From AutoSOLOs to Ginetta – Liona Theobald’s story so far
With a highly competitive field, huge fanbase and pairing with the British Touring Car Championship (BTCC), Ginetta Juniors is often regarded as one of the UK’s most prestigious and competitive race series for young talent. Many promising drivers have entered the grid with the hope of propelling their careers to even greater heights. In fact, current BTCC champion, Tom Ingram claimed multiple Ginetta championships from 2010 – 2013.
But while many on the grid, like Tom, have graduated into the Ginetta series from karting, Liona Theobald took a somewhat different route. We sat down with Liona to talk all things AutoSOLOs, racing and traversing the world of motorsport.
Liona’s first driving experience was at the age of 11, with MotorSport Vision’s YoungDrive. Soon after she joined the Under 17 Car Club and had the opportunity to drive over 50 vehicles from hatchbacks, supercars and even HGVs. When she was old enough, she took part in regular AutoSOLOs with Farnborough District Motor Club (FDMC), one of our first StreetCar clubs, before progressing to Ginetta Juniors Winter Series in 2021, and Ginetta Juniors in 2022.
“My first competitive experience was in AutoSOLOs, in my MINI Cooper. I was around 14 at the time so I had to have my dad in the car with me, I used to call him my deadweight! Now I’m 16 I can go around on my own. That was my first taste of motorsport and where my passion began.”
FDMC have a long history in Grassroots motorsport. Simon Taylor, Competition Secretary and StreetCar Liaison Officer for FDMC, said,
“Initially Liona was very quiet, however after 3 or 4 events we could see Liona’s performance and determination improve massively. She is now very confident and we can see that she is very much enjoying her motorsport career.”
All drivers should consider where they spend their time and budget, as transitioning through the ranks of competitive motorsport can be difficult. While some struggle with the move to circuit racing, Liona’s AutoSOLO experience has already provided her with a base understanding of racecraft. AutoSOLOs and Autotests can in fact both be considered an affordable alternative entry into the sport. With these disciplines, you gain competitive experience and car control skills, spending a good amount of time in the car and learning how to push your limits in a safe environment.

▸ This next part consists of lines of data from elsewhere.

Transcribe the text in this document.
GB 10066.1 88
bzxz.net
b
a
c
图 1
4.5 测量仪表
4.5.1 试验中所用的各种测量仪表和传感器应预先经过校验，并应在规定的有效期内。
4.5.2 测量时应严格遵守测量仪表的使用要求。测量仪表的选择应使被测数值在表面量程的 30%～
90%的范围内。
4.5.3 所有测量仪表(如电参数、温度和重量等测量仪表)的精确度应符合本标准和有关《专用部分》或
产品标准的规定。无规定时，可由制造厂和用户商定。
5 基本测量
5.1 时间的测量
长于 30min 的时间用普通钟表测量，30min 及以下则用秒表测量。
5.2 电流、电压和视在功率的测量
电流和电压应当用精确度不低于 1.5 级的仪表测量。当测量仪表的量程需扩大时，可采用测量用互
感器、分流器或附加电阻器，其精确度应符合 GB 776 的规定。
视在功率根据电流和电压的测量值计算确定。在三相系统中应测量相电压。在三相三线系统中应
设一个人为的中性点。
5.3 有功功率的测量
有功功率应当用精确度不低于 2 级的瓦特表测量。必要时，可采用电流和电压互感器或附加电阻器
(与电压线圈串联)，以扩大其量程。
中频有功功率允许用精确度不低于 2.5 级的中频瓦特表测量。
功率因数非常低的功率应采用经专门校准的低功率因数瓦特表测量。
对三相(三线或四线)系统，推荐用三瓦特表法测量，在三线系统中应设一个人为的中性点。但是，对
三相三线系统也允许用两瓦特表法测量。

“In AutoSOLOs you learn about the weight distribution, car control and balance of the overall car quickly. The subconscious feel and understanding you develop definitely helps in other forms of racing. … For me, the racecraft is the learning curve. Each weekend I’m learning so much from my experiences and trying things to see how they work. My pace and results improve each session.”
The accessibility of grassroots motorsport has sparked a passion and ambition that might not have been possible otherwise. Through AutoSOLOs, Liona has the opportunity to build a brand, attract sponsors and pursue a career for motorsport.
“My goal is to race at Le Mans. In the next few years I’m going to try to break through to British GT and European GT to get more and more experience.”
“Liona clearly demonstrates how entry level motorsport in an everyday car can help lead to other motorsport disciplines and is a great credit to our club.”
When asked what advice she would give to someone starting out, Liona summarises
“With AutoSOLOs, especially, I would say go to as many events as you can and gain a much experience as you can. Making connections in motorsport is hugely important, so try to put yourself out there and expand your network to promote yourself. If you’re younger and looking at motorsport, consider things like scholarships and making the most of the experiences with people you meet.”
Liona is already an ambassador for women in motorsport, showcased recently by her role in Motorsport UK’s latest Girls on Track School event – aimed at inspiring young girls to consider a future in Motorsport.
“Last week was my first Girls on Track experience and it was amazing! I loved helping the girls with the presenting challenge, and seeing their confidence grow throughout the day. It is also really nice to meet females from all different disciplines of motorsport – it’s such an inspiring and supportive way of involving more females in Motorsport.”
Liona is continuing to build her brand and work on her social media presence. Her main sponsor, Paul Voakes from World-Wide Workplace continues to support her journey next year. So far her career has seen her feature on BBC South, and she was recently selected for the Motorsport UK Academy.